I stepped into the store and this friendly white woman asked: “do you want to sit on the bench?” She was in her forties and was really excited to not have to stand in line. I thanked her but declined. She then struck a conversation with an older white gentleman in his sixties standing in front of us. He asked her:” where are you from? I hear an accent”. She responded “a place in Europe” (I am omitting the specific country for privacy sake). I joined the open conversation and asked whether the reports about her country being a beautiful place to visit were true. She confirmed and asked in return: “you are military right?”. “No, I am not. I am not as brave as the men and women in uniform “I responded with humor. “No! you look military!” she shot back. “Maybe you would have been stationed near my country I was thinking” she followed. “No, I am not” I smiled back, uneasy, a bit annoyed and conflicted.
Within an instant, a swirl of emotions and thoughts emerged in me as I helplessly got lost in them and shut down as a result.
· First, I felt uncomfortable and belittled by the fact that she labeled and boxed me into a social category because of my skin color. This sentiment was worsened by the fact that she was insistent.
· Second, the exchange triggered the memory of past occurrences of similar exchanges when well-meaning people, store clerks or strangers assumed that I was in the military because of my skin color even when the clothes I wore had nothing military about them. The regularity and frequency of these interactions made me feel as though this stigma was inescapable.
· Third, I wanted to tell her as respectfully as possible my frustration; press her to unpack for me what made me look military so that she realizes her indiscretion; tell her that not all black people in Olympia are in the military. But I did not have the will, the wit nor the energy to enter this rabbit trail in a public space and with a total stranger.
· Four, I did not want to make a scene; say something that could reinforce and make me an instance of the stereotypical irritated black man who makes a big deal out of an innocent comment.
· Five, I also understood her. I recognized that her assumption was perfectly reasonable. Based on interpersonal neuroscience, this was a logical neural pathway for anyone to travel. The prevalence of military families in the area and her past experiences most likely conditioned her to make the association and inference. How could I be upset at her for this? Yet, it still did not feel good to be boxed in once more.
Then I began asking myself the following questions:
· Could I have handled the situation differently? Should I have?
· Am I/are we too sensitive in the USA around statements or interpersonal exchanges that are socially acceptable in other parts of the world?
· Was I guilty of the same thing I was offended by when I asked her about the presumed beauty of her country?
· Was she potentially offended or irked too?
· Is it realistic to expect people from different walks of lives to suspend their basic human tendency to default to what they have seen or experienced thus far as they converse with each other in a process of mutual discovery?
Perspective
Then I thought about the 10,000 people, mostly women and children (1 in 200 Palestinians) killed in Gaza by the Israeli Defense Forces (IDF) as it launched a retaliatory war on Hamas following the unprecedented, surprised attack of October 7th that killed 1200 Israelis, many of whom were civilians including children and women.

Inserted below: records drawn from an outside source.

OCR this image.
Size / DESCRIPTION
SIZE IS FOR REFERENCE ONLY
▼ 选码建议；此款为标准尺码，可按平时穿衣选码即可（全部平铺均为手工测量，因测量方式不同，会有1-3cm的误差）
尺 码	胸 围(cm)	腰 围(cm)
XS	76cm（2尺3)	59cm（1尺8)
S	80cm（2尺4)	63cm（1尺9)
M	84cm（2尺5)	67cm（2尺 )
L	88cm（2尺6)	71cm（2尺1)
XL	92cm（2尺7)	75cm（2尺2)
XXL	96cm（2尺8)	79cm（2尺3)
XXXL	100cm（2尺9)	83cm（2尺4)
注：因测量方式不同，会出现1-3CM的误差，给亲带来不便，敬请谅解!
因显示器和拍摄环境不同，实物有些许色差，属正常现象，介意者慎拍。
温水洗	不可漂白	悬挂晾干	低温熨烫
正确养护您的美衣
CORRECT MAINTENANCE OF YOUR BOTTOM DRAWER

Then I thought about the world worst humanitarian crisis; the more than 5 million people currently displaced from the Republic of Congo, due to decades long intercommunal conflicts fueled by the stigmatization born out of the influx of refugees from neighboring countries, a poor rule of law, further exacerbated by the expansion of the mining of natural resources such as cobalt needed by big Tech to satisfy our western lifestyle of renewable energy.
These thoughts gave me perspective and helped me realize that although frustrating, this woman stigmatized me from a place of genuine desire to connect rather than to dehumanize. And while it was poor form, her intent counted for something. This distinction was freeing and I let it go.
Microaggressions impact many on a regular basis. Yet they are bound to happen when people genuinely seek to engage with others as they are and based on the stories they have experienced thus far. How are we to navigate a multicultural society where we simultaneously encourage curiosity, yet develop awareness, empathy and communication skills to prevent harm and to support communities that experience stigmatization regularly? This story was my opportunity to wrestle with this connendrum. Many might have responded differently but my hope in sharing it is to increase awareness about the nuance and complexity of this issue.
As i bring this post to an end, I leave with the following questions:
As people how can we:
Equip ourselves and our communities with communication tools to effectively engage a multicultural society in a way that a) minimizes occurrences of harm and b) responds constructively to such harm, when they occur?
Educate ourselves to be aware of the cumulative impact of stigmatization on various groups, especially minorities?
Build relational stamina by practicing engagement from a place of curiosity ?
Learn how to entertain complex and nuanced perspectives all at once?
Hold space and provide mental health resources for communities with a history of repeated stigmatization?
Remember that while impact matters most, intent also matters?
Extend grace to one another as we genuinely learn from each other?